While rumours about cheating in the competitive world of sheep shearing had been around for years not even the most hardened of cynics could have predicted the scale of doping revealed today.

The Gorey Sheep Shearing Championships have long been a fixture of the professional sheep shearing circuit with many competitors coming from as far flung places as ‘Carlow’ and ‘Sligo’, but the once prestigious event has some reputation repairing to do following fresh allegations of doping at the event.

The championships see competitors awarded for how quick they shears their sheep as well as finesse and extra points for any designs they wish to add.

“We all knew it was coming, but I didn’t expect it to be Sir Bartholomew Fluffington,” shared Irish Times sheep shearing correspondent Enda Butt.

Sir Bartholomew Fluffington is sheep with the most sheep shearing championship wins ever, standing at 5 wins.
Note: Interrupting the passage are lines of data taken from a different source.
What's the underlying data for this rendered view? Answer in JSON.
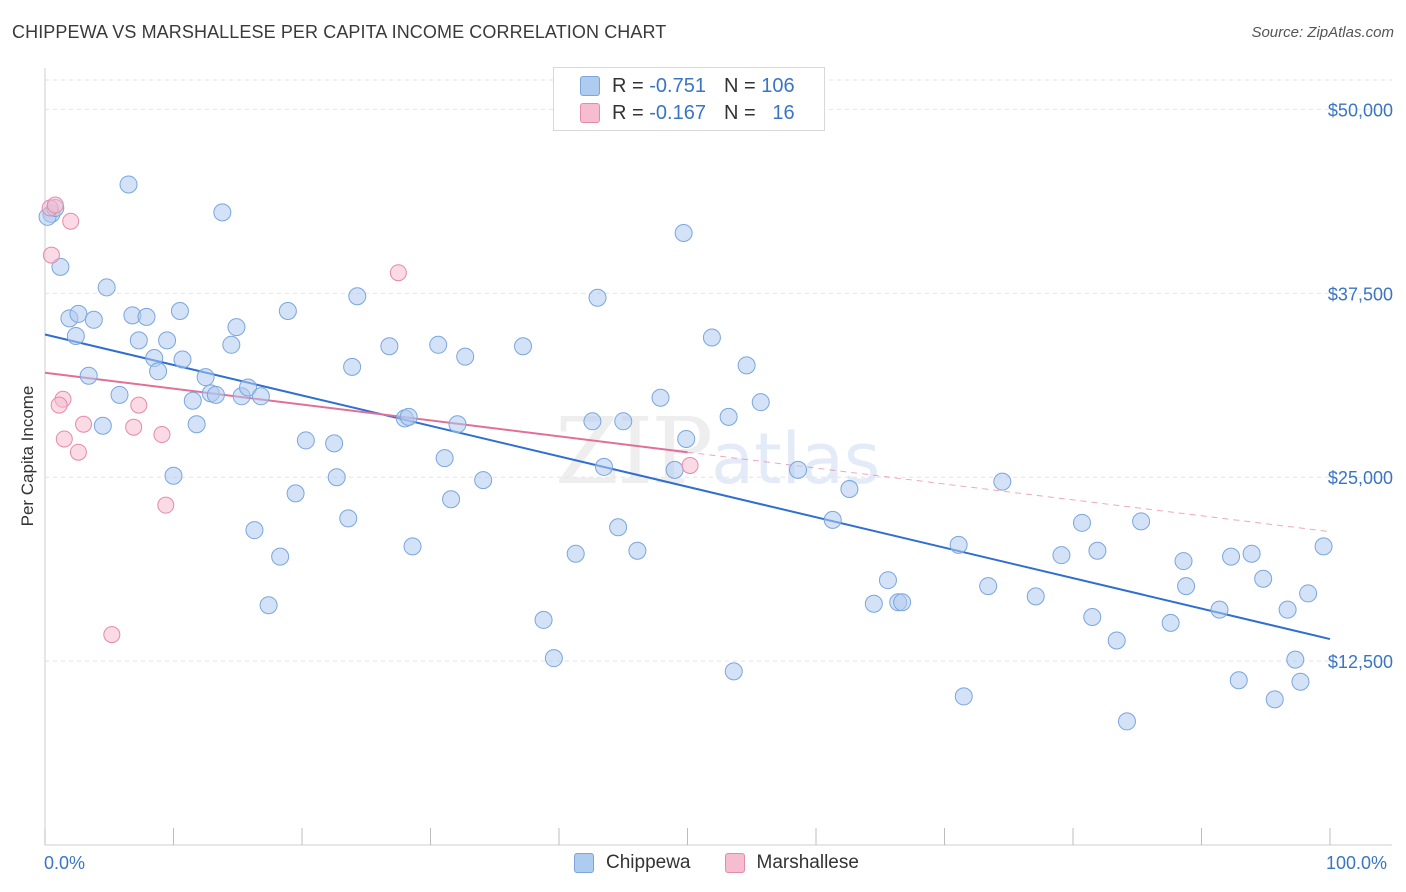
{
  "title": "CHIPPEWA VS MARSHALLESE PER CAPITA INCOME CORRELATION CHART",
  "source": "Source: ZipAtlas.com",
  "watermark": {
    "zip": "ZIP",
    "atlas": "atlas"
  },
  "legend": {
    "rows": [
      {
        "r_label": "R = ",
        "r_value": "-0.751",
        "n_label": "N = ",
        "n_value": "106",
        "color": "#aecbf0"
      },
      {
        "r_label": "R = ",
        "r_value": "-0.167",
        "n_label": "N = ",
        "n_value": "  16",
        "color": "#f6bcd0"
      }
    ]
  },
  "bottom_legend": [
    "Chippewa",
    "Marshallese"
  ],
  "colors": {
    "blue_fill": "#aecbf0",
    "blue_stroke": "#7aa6dc",
    "blue_line": "#2f6fcf",
    "pink_fill": "#f6bcd0",
    "pink_stroke": "#e58aa9",
    "pink_line": "#e07098",
    "tick_text": "#3a75c4",
    "grid": "#e4e4e4"
  },
  "chart_data": {
    "type": "scatter",
    "title": "CHIPPEWA VS MARSHALLESE PER CAPITA INCOME CORRELATION CHART",
    "xlabel": "",
    "ylabel": "Per Capita Income",
    "xlim": [
      0,
      100
    ],
    "ylim": [
      0,
      52000
    ],
    "x_tick_labels": [
      "0.0%",
      "100.0%"
    ],
    "y_ticks": [
      12500,
      25000,
      37500,
      50000
    ],
    "y_tick_labels": [
      "$12,500",
      "$25,000",
      "$37,500",
      "$50,000"
    ],
    "grid": true,
    "legend_position": "top-center",
    "series": [
      {
        "name": "Chippewa",
        "r": -0.751,
        "n": 106,
        "trend": {
          "x": [
            0,
            100
          ],
          "y": [
            34700,
            14000
          ]
        },
        "points": [
          [
            0.5,
            42900
          ],
          [
            1.2,
            39300
          ],
          [
            1.9,
            35800
          ],
          [
            2.4,
            34600
          ],
          [
            2.6,
            36100
          ],
          [
            3.4,
            31900
          ],
          [
            3.8,
            35700
          ],
          [
            4.5,
            28500
          ],
          [
            4.8,
            37900
          ],
          [
            5.8,
            30600
          ],
          [
            6.5,
            44900
          ],
          [
            6.8,
            36000
          ],
          [
            7.3,
            34300
          ],
          [
            7.9,
            35900
          ],
          [
            8.5,
            33100
          ],
          [
            8.8,
            32200
          ],
          [
            9.5,
            34300
          ],
          [
            10.0,
            25100
          ],
          [
            10.5,
            36300
          ],
          [
            10.7,
            33000
          ],
          [
            11.5,
            30200
          ],
          [
            11.8,
            28600
          ],
          [
            12.5,
            31800
          ],
          [
            12.9,
            30700
          ],
          [
            13.3,
            30600
          ],
          [
            13.8,
            43000
          ],
          [
            14.5,
            34000
          ],
          [
            14.9,
            35200
          ],
          [
            15.3,
            30500
          ],
          [
            15.8,
            31100
          ],
          [
            16.3,
            21400
          ],
          [
            16.8,
            30500
          ],
          [
            17.4,
            16300
          ],
          [
            18.3,
            19600
          ],
          [
            18.9,
            36300
          ],
          [
            19.5,
            23900
          ],
          [
            20.3,
            27500
          ],
          [
            22.5,
            27300
          ],
          [
            22.7,
            25000
          ],
          [
            23.6,
            22200
          ],
          [
            23.9,
            32500
          ],
          [
            24.3,
            37300
          ],
          [
            26.8,
            33900
          ],
          [
            28.0,
            29000
          ],
          [
            28.3,
            29100
          ],
          [
            28.6,
            20300
          ],
          [
            30.6,
            34000
          ],
          [
            31.1,
            26300
          ],
          [
            31.6,
            23500
          ],
          [
            32.1,
            28600
          ],
          [
            32.7,
            33200
          ],
          [
            34.1,
            24800
          ],
          [
            37.2,
            33900
          ],
          [
            38.8,
            15300
          ],
          [
            39.6,
            12700
          ],
          [
            41.3,
            19800
          ],
          [
            42.6,
            28800
          ],
          [
            43.0,
            37200
          ],
          [
            43.5,
            25700
          ],
          [
            44.6,
            21600
          ],
          [
            45.0,
            28800
          ],
          [
            46.1,
            20000
          ],
          [
            47.9,
            30400
          ],
          [
            49.0,
            25500
          ],
          [
            49.7,
            41600
          ],
          [
            49.9,
            27600
          ],
          [
            51.9,
            34500
          ],
          [
            53.2,
            29100
          ],
          [
            53.6,
            11800
          ],
          [
            54.6,
            32600
          ],
          [
            55.7,
            30100
          ],
          [
            58.6,
            25500
          ],
          [
            61.3,
            22100
          ],
          [
            62.6,
            24200
          ],
          [
            64.5,
            16400
          ],
          [
            65.6,
            18000
          ],
          [
            66.4,
            16500
          ],
          [
            66.7,
            16500
          ],
          [
            71.1,
            20400
          ],
          [
            71.5,
            10100
          ],
          [
            73.4,
            17600
          ],
          [
            74.5,
            24700
          ],
          [
            77.1,
            16900
          ],
          [
            79.1,
            19700
          ],
          [
            80.7,
            21900
          ],
          [
            81.5,
            15500
          ],
          [
            81.9,
            20000
          ],
          [
            83.4,
            13900
          ],
          [
            84.2,
            8400
          ],
          [
            85.3,
            22000
          ],
          [
            87.6,
            15100
          ],
          [
            88.6,
            19300
          ],
          [
            88.8,
            17600
          ],
          [
            91.4,
            16000
          ],
          [
            92.3,
            19600
          ],
          [
            92.9,
            11200
          ],
          [
            93.9,
            19800
          ],
          [
            94.8,
            18100
          ],
          [
            95.7,
            9900
          ],
          [
            96.7,
            16000
          ],
          [
            97.3,
            12600
          ],
          [
            97.7,
            11100
          ],
          [
            98.3,
            17100
          ],
          [
            99.5,
            20300
          ],
          [
            0.2,
            42700
          ],
          [
            0.8,
            43300
          ]
        ]
      },
      {
        "name": "Marshallese",
        "r": -0.167,
        "n": 16,
        "trend": {
          "x": [
            0,
            100
          ],
          "y": [
            32100,
            21300
          ]
        },
        "trend_solid_until": 50,
        "points": [
          [
            0.4,
            43300
          ],
          [
            0.8,
            43500
          ],
          [
            0.5,
            40100
          ],
          [
            2.0,
            42400
          ],
          [
            1.4,
            30300
          ],
          [
            1.1,
            29900
          ],
          [
            1.5,
            27600
          ],
          [
            2.6,
            26700
          ],
          [
            3.0,
            28600
          ],
          [
            5.2,
            14300
          ],
          [
            6.9,
            28400
          ],
          [
            7.3,
            29900
          ],
          [
            9.1,
            27900
          ],
          [
            9.4,
            23100
          ],
          [
            27.5,
            38900
          ],
          [
            50.2,
            25800
          ]
        ]
      }
    ]
  }
}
Fluffington along with his owner John Thornley were found to be using a performance enhancing drug known in shearing circles as ‘Shed’. The drug 20 times more powerful than nandrolone, leaves the user with a seemingly thick coat that’s easily sheared by the owner.

Many suspected Fluffington and Thornley of Shed use for years following a number of breathtaking results, including this year’s shearing which say a near perfect replica of Leonardo Di Vinci’s ‘The Last Supper’ etched into the tight coat of Fluffington.

“Today marks a sad day in the sport, but we must look forward and hope that honest, non-shed using shearers will continue to compete and we didn’t even get around to talking about these genetically modified sheep, the language they used to describe the judges was shocking,” shared lifelong shearing fan Willy Morris Tynan.

While today’s scandal is the biggest to hit the championships it is no stranger to controversy as in 1991 judges mistakenly named Felix, a hairless siamese cat, the overall winner of the competition.